A dynamic indentation method for characterizing soft incompressible viscoelastic materials

This paper presents a new method for characterizing soft incompressible viscoelastic materials. A small electromagnetic shaker together with an indenter fixed at its output end forms an electromechanical actuator which takes in ac electrical power and exerts dynamic indentation to the material specimen under testing. Voltage and current are variables at the electrical input port while force and velocity are variables at the mechanical output port of the actuator. A 2×2 transduction matrix relating these input and output variables is first calibrated over a range of frequency through a series of experimental tests in which various known mechanical loads are imposed at the output port.
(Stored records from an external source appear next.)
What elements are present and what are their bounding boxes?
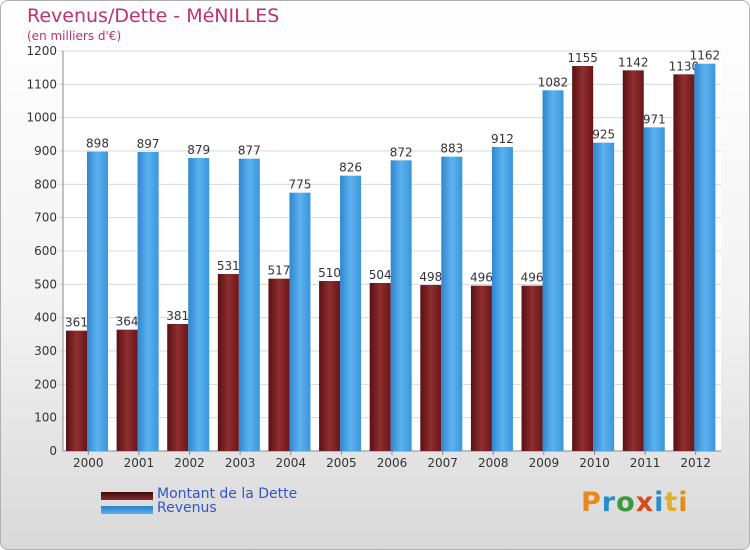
bar-dette	[470, 285, 492, 451]
proxiti-logo: Proxiti	[581, 487, 689, 518]
bar-revenus	[441, 156, 463, 451]
bar-revenus	[340, 175, 362, 451]
data-label-revenus: 897	[137, 137, 160, 151]
bar-revenus	[643, 127, 665, 451]
data-label-dette: 1155	[567, 51, 598, 65]
y-tick-label: 600	[34, 244, 57, 258]
x-tick-label: 2000	[73, 456, 104, 470]
data-label-dette: 1142	[618, 55, 649, 69]
legend-label-dette: Montant de la Dette	[157, 486, 298, 502]
data-label-revenus: 912	[491, 132, 514, 146]
data-label-revenus: 872	[390, 145, 413, 159]
bar-revenus	[188, 158, 210, 451]
bar-revenus	[694, 63, 716, 452]
x-tick-label: 2003	[225, 456, 256, 470]
data-label-dette: 504	[369, 268, 392, 282]
data-label-dette: 517	[268, 264, 291, 278]
y-tick-label: 900	[34, 144, 57, 158]
bar-revenus	[593, 142, 615, 451]
data-label-revenus: 971	[643, 112, 666, 126]
x-tick-label: 2004	[275, 456, 306, 470]
y-tick-label: 800	[34, 177, 57, 191]
bar-dette	[521, 285, 543, 451]
bar-dette	[217, 274, 239, 451]
data-label-revenus: 898	[86, 137, 109, 151]
data-label-dette: 496	[521, 271, 544, 285]
legend-swatch-dette	[101, 492, 153, 500]
data-label-revenus: 877	[238, 144, 261, 158]
y-tick-label: 500	[34, 277, 57, 291]
y-tick-label: 100	[34, 411, 57, 425]
data-label-dette: 381	[166, 309, 189, 323]
x-tick-label: 2007	[427, 456, 458, 470]
data-label-revenus: 1162	[690, 49, 721, 63]
data-label-revenus: 879	[187, 143, 210, 157]
y-tick-label: 1100	[26, 77, 57, 91]
x-tick-label: 2011	[630, 456, 661, 470]
bar-revenus	[390, 160, 412, 452]
data-label-dette: 361	[65, 316, 88, 330]
y-tick-label: 400	[34, 311, 57, 325]
bar-dette	[572, 66, 594, 451]
data-label-dette: 498	[419, 270, 442, 284]
data-label-dette: 496	[470, 271, 493, 285]
bar-revenus	[491, 147, 513, 451]
y-tick-label: 300	[34, 344, 57, 358]
x-tick-label: 2008	[478, 456, 509, 470]
bar-dette	[167, 324, 189, 451]
x-tick-label: 2012	[680, 456, 711, 470]
bar-revenus	[87, 151, 108, 451]
y-tick-label: 200	[34, 377, 57, 391]
chart-subtitle: (en milliers d'€)	[27, 29, 122, 43]
bar-dette	[116, 329, 138, 451]
legend-label-revenus: Revenus	[157, 500, 217, 516]
x-tick-label: 2001	[124, 456, 155, 470]
data-label-revenus: 883	[440, 142, 463, 156]
bar-dette	[420, 285, 442, 451]
y-tick-label: 1200	[26, 44, 57, 58]
chart-title: Revenus/Dette - MéNILLES	[27, 5, 280, 27]
y-tick-label: 700	[34, 211, 57, 225]
data-label-revenus: 1082	[538, 75, 569, 89]
y-tick-label: 1000	[26, 111, 57, 125]
data-label-revenus: 775	[289, 178, 312, 192]
x-tick-label: 2005	[326, 456, 357, 470]
x-tick-label: 2010	[579, 456, 610, 470]
bar-revenus	[542, 90, 564, 451]
x-tick-label: 2009	[529, 456, 560, 470]
bar-dette	[622, 70, 644, 451]
data-label-dette: 531	[217, 259, 240, 273]
data-label-revenus: 925	[592, 128, 615, 142]
bar-revenus	[289, 192, 311, 451]
x-tick-label: 2002	[174, 456, 205, 470]
bar-revenus	[137, 152, 159, 451]
y-tick-label: 0	[49, 444, 57, 458]
bar-dette	[673, 74, 695, 451]
data-label-revenus: 826	[339, 161, 362, 175]
data-label-dette: 364	[116, 315, 139, 329]
bar-dette	[268, 278, 290, 451]
legend-swatch-revenus	[101, 506, 153, 514]
data-label-dette: 510	[318, 266, 341, 280]
bar-revenus	[238, 158, 260, 451]
x-tick-label: 2006	[377, 456, 408, 470]
bar-dette	[319, 281, 341, 451]
data-label-dette: 1130	[669, 59, 700, 73]
bar-dette	[66, 330, 87, 451]
bar-dette	[369, 283, 391, 451]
Since this transduction matrix neatly relates the mechanical impedance of the material with the electrical impedance measured at the input port of the actuator, the electromechanical transducer senses impedance simultaneously when actuating. From the detected mechanical impedance, the complex modulus of testing specimen is then deduced using a mathematical model by Oestreicher. Experimental results from the proposed method on rubber materials show good agreement in a specific frequency range with those obtained by dynamic mechanical analyzer if the material is soft. Because no direct measurement of motion and force are required, this method possesses advantages in testing miniature samples in situ and development into a low cost handy tool for characterization of soft tissues, such as human skin is in progress.